What types of events would necessitate a review?
Even though you should take a look at your estate plan periodically just to make sure it’s still relevant, some events necessitate a review whenever they occur:
- Has a new child or grandchild come into your life? If so, you may want to make provisions for him or her in your estate plan.
- Have you gotten a divorce? Even though the law may automatically nullify any bequests to your former spouse, you may want to change your documents anyway in order to avoid any potential conflicts in the future.
- Have you remarried or lost a spouse? More than likely, you will want to make changes to reflect your new marital status, including removing your deceased spouse and making other arrangements.
- Have you moved to Illinois since you created your estate plan? If so, you may need to make changes since the laws of each state can differ.

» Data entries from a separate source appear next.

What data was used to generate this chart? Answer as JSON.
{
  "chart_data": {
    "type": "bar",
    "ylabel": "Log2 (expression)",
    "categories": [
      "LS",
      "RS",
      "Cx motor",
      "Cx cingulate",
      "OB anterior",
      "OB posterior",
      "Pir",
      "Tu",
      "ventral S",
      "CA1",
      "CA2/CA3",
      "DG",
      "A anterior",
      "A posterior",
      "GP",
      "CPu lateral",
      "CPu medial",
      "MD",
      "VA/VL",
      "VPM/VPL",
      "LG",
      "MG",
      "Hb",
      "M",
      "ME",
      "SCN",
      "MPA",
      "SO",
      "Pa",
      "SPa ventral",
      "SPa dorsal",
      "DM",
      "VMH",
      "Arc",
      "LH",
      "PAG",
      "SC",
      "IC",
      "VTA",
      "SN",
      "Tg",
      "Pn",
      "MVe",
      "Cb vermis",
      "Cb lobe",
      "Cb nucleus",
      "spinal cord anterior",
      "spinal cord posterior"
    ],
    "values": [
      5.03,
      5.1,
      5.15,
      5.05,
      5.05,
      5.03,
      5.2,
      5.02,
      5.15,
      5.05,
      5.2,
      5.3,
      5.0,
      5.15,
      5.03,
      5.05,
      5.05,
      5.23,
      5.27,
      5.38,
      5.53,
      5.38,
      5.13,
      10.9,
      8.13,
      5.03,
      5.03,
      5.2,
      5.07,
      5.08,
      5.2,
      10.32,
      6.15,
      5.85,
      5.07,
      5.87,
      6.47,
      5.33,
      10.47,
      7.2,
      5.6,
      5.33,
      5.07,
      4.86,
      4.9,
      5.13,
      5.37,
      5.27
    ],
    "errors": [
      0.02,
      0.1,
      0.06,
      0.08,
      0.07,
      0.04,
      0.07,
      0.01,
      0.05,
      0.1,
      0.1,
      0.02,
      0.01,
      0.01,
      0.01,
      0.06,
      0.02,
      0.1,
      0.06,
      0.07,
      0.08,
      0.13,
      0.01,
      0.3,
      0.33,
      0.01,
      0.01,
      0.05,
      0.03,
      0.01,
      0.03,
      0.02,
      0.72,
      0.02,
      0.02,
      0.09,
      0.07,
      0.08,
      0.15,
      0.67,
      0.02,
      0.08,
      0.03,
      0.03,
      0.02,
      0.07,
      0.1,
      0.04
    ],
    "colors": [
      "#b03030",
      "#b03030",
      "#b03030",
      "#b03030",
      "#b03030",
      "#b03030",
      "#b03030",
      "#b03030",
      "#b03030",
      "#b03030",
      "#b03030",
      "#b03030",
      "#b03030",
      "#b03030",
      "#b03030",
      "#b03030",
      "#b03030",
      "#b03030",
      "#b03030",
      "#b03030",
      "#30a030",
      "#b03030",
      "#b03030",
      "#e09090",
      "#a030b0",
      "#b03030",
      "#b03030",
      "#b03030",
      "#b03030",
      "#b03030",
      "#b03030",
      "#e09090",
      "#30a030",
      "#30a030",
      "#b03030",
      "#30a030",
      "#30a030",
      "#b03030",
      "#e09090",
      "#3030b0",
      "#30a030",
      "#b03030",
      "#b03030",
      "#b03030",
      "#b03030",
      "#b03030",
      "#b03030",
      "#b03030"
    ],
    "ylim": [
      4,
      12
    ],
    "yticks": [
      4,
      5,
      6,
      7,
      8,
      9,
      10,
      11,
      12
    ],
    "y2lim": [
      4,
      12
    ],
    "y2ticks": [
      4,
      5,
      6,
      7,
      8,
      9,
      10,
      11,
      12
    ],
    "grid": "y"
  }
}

- Are the executor and/or trustee you chose still appropriate and up to the task? If the choices you made before no longer make sense, you can change them.
- Have you bought or sold assets such as a home since you originally created your estate plan? If so, you may need to make changes to reflect your current financial status.
Your estate planning documents are not the only ones you need to review, however. If you have retirement accounts, life insurance policies or other assets that pass to someone through a beneficiary designation or other operation of law, don’t forget to review those as well.
What should you do if you need changes to your estate plan?
Making changes to an estate plan needs to be done properly in order to avoid any confusion when the documents are needed. For example, if you endeavor to change your will without following current estate laws, your surviving family members could end up with conflicting documents. This could easily result in litigation that should not have happened.
Instead, you would probably fare better by discussing your needed changes with an experienced attorney who can help you make the changes you want while making sure your new documentation remains valid.